La relecture de la crise par The Economist est malheureuse. En 1977-87, les Américains ne furent pas les plus maladroits. Ce titre revient aux Soviétiques, les Européens de l’Ouest découvrant qu’ils étaient pieds et poings liés dépendant des USA pour la sécurité spécifique du continent (les Français à part, bien entendu). Les trouble-fêtes, c’étaient les Soviétiques. Aujourd’hui, ce rôle revient aux Américains. Sans doute est-ce l’obsession (la crainte) de l’anti-américanisme actuelle qui pousse The Economist à transformer l’affaire des euromissiles en faisant fort bon marché de la vérité historique.

La similitude essentielle des deux situations (1977 et 2007) est le ferment de déstabilisation de la situation stratégique par l’introduction d’une asymétrie des systèmes, ici (en 1977) du fait des Soviétiques, là (en 2007) du fait des Américains. Mais la situation de 2007 est pire, et les Américains bien plus maladroits que les Soviétiques de 1977, parce que leurs systèmes déstabilisateurs à installer en Europe sont présentés comme n’ayant rien à voir avec la situation européenne. Quels que soient les pinaillages sans fin des experts, stratèges et autres concernant les performances fantomatiques de systèmes anti-missiles qui se sont fait remarquer jusqu’ici par leurs capacités à rater, la stupidité politique de la démarche du Pentagone laisse sans voix. On éveille la méfiance de la Russie en pleine renaissance de puissance et toujours fermement puissance nucléaire, on met en cause son sentiment de sécurité, pour quelque chose qui n’a aucune valeur stratégique, ni pour l’Europe par rapport à la situation européenne, ni éventuellement contre les Russes. On menace gravement un équilibre stratégique fondamental avec rien de stratégique, c’est-à-dire aucun intérêt stratégique. On ne peut rêver plus sot. Quand un général du Pentagone ou un éditorialiste atlantiste vous dit, faraud et vertueux, que les anti-missiles US qui viendront en Pologne ne peuvent rien contre les missiles russes et n’ont donc rien à voir avec l’Europe, on devrait aussitôt le fusiller pour crétinerie caractérisée : s’il n’apporte rien sur le plan stratégique à l’Europe otanienne, que vient-il foutre en Europe, ce système ?!
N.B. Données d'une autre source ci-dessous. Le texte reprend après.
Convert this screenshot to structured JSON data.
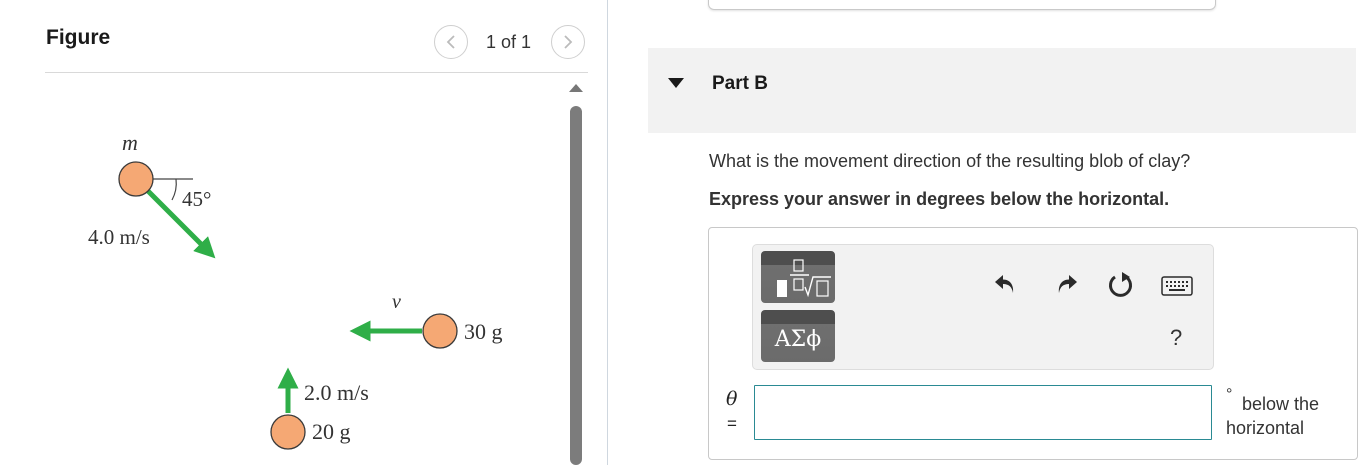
{
  "figure": {
    "title": "Figure",
    "pagination": "1 of 1",
    "labels": {
      "mass_m": "m",
      "angle": "45°",
      "speed_m": "4.0 m/s",
      "v": "v",
      "mass_30": "30 g",
      "speed_20": "2.0 m/s",
      "mass_20": "20 g"
    },
    "colors": {
      "ball": "#f5a874",
      "ball_outline": "#3a3a3a",
      "arrow": "#2fae48"
    }
  },
  "question": {
    "part_title": "Part B",
    "question_text": "What is the movement direction of the resulting blob of clay?",
    "instruction": "Express your answer in degrees below the horizontal.",
    "toolbar": {
      "templates_icon": "fraction-root-template-icon",
      "symbols_label": "ΑΣϕ",
      "undo_icon": "undo-icon",
      "redo_icon": "redo-icon",
      "reset_icon": "reset-icon",
      "keyboard_icon": "keyboard-icon",
      "help_label": "?"
    },
    "variable": "θ",
    "equals": "=",
    "answer_value": "",
    "degree_symbol": "°",
    "unit": "below the horizontal"
  }
}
(S’il est question des anti-missiles, la finesse politique impliquait ceci : ne rien mettre en Europe qui pourrait alerter les Russes, à aucun moment et d’aucune façon le jeu n’en vaut la chandelle. Au contraire, c’est la première chose qu’on fait! Mais comment attendre une telle finesse d’esprits absolument cloisonnés. Les experts du Pentagone étant en mode “anti-terreur” pour les anti-missiles, inutile de leur demander de prêter attention à la Russie et à la situation nucléaire de l’Europe.)
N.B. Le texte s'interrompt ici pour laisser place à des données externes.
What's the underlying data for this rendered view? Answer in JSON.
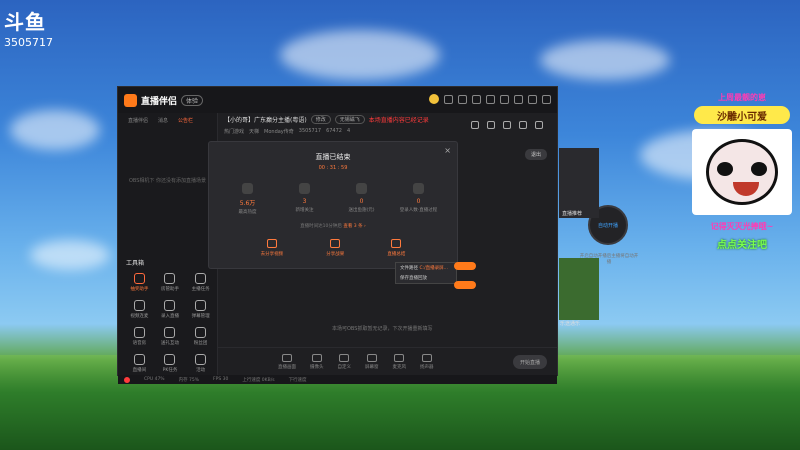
{
  "overlay": {
    "logo": "斗鱼",
    "room_id": "3505717"
  },
  "app": {
    "brand": "直播伴侣",
    "version": "体验"
  },
  "sidebar": {
    "tabs": [
      "直播伴侣",
      "消息",
      "公告栏"
    ],
    "empty_text": "OBS相机下 你还没有添加直播场景",
    "tools_title": "工具箱",
    "tools": [
      {
        "label": "抽奖助手",
        "hot": true
      },
      {
        "label": "房管助手",
        "hot": false
      },
      {
        "label": "主播任务",
        "hot": false
      },
      {
        "label": "视频连麦",
        "hot": false
      },
      {
        "label": "录入直播",
        "hot": false
      },
      {
        "label": "弹幕管理",
        "hot": false
      },
      {
        "label": "语音房",
        "hot": false
      },
      {
        "label": "送礼互动",
        "hot": false
      },
      {
        "label": "粉丝团",
        "hot": false
      },
      {
        "label": "直播间",
        "hot": false
      },
      {
        "label": "PK任务",
        "hot": false
      },
      {
        "label": "活动",
        "hot": false
      }
    ]
  },
  "room": {
    "title": "【小的哥】广东癫分主播(粤语)",
    "edit_label": "修改",
    "category": "无锡磁飞",
    "notice": "本场直播内容已经记录",
    "sub": [
      "热门游戏",
      "天梯",
      "Monday传奇",
      "3505717",
      "67472",
      "4"
    ]
  },
  "hint": "本场可OBS抓取暂无记录，下次开播重新填写",
  "exit_label": "退出",
  "circle_btn": "自动开播",
  "circle_note": "开启自动开播后主播将自动开播",
  "dialog": {
    "title": "直播已结束",
    "time": "00 : 31 : 59",
    "close": "×",
    "stats": [
      {
        "value": "5.6万",
        "label": "最高热度"
      },
      {
        "value": "3",
        "label": "新增关注"
      },
      {
        "value": "0",
        "label": "送出鱼翅(元)"
      },
      {
        "value": "0",
        "label": "登录人数·直播过程"
      }
    ],
    "note_prefix": "直播时间达10分钟后",
    "note_highlight": "查看 3 条  ›",
    "actions": [
      "去分享视频",
      "分享战果",
      "直播总结"
    ]
  },
  "context_menu": {
    "item1": "文件路径",
    "item1_val": "C:/直播录屏...",
    "item2": "保存直播回放"
  },
  "bottombar": [
    "直播画面",
    "摄像头",
    "自定义",
    "屏幕窗",
    "麦克风",
    "扬声器"
  ],
  "start_label": "开始直播",
  "status": [
    "CPU 47%",
    "内存 75%",
    "FPS 30",
    "上行速度 0KB/s",
    "下行速度"
  ],
  "side_labels": {
    "top": "直播推荐",
    "bottom": "乐途通乐"
  },
  "deco": {
    "top": "上周最靓的崽",
    "name": "沙雕小可爱",
    "line1": "记得灭灭光捧哦~",
    "line2": "点点关注吧"
  }
}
Les arguments de The Economist sont douteux mais la conclusion imparable : c’est bien l’OTAN qui est en cause ici, et les USA responsables à 150% par leur maladresse. Parce que c’est, à nouveau comme en 1977-83, mais bien plus gravement, le découplage stratégique de l’Europe et des USA par le biais d’une crise politique qui est en jeu. Effectivement, ce que l’URSS n’a pas réussi en 1977-87, les USA pourraient le réussir dans les années suivantes à partir de 2007…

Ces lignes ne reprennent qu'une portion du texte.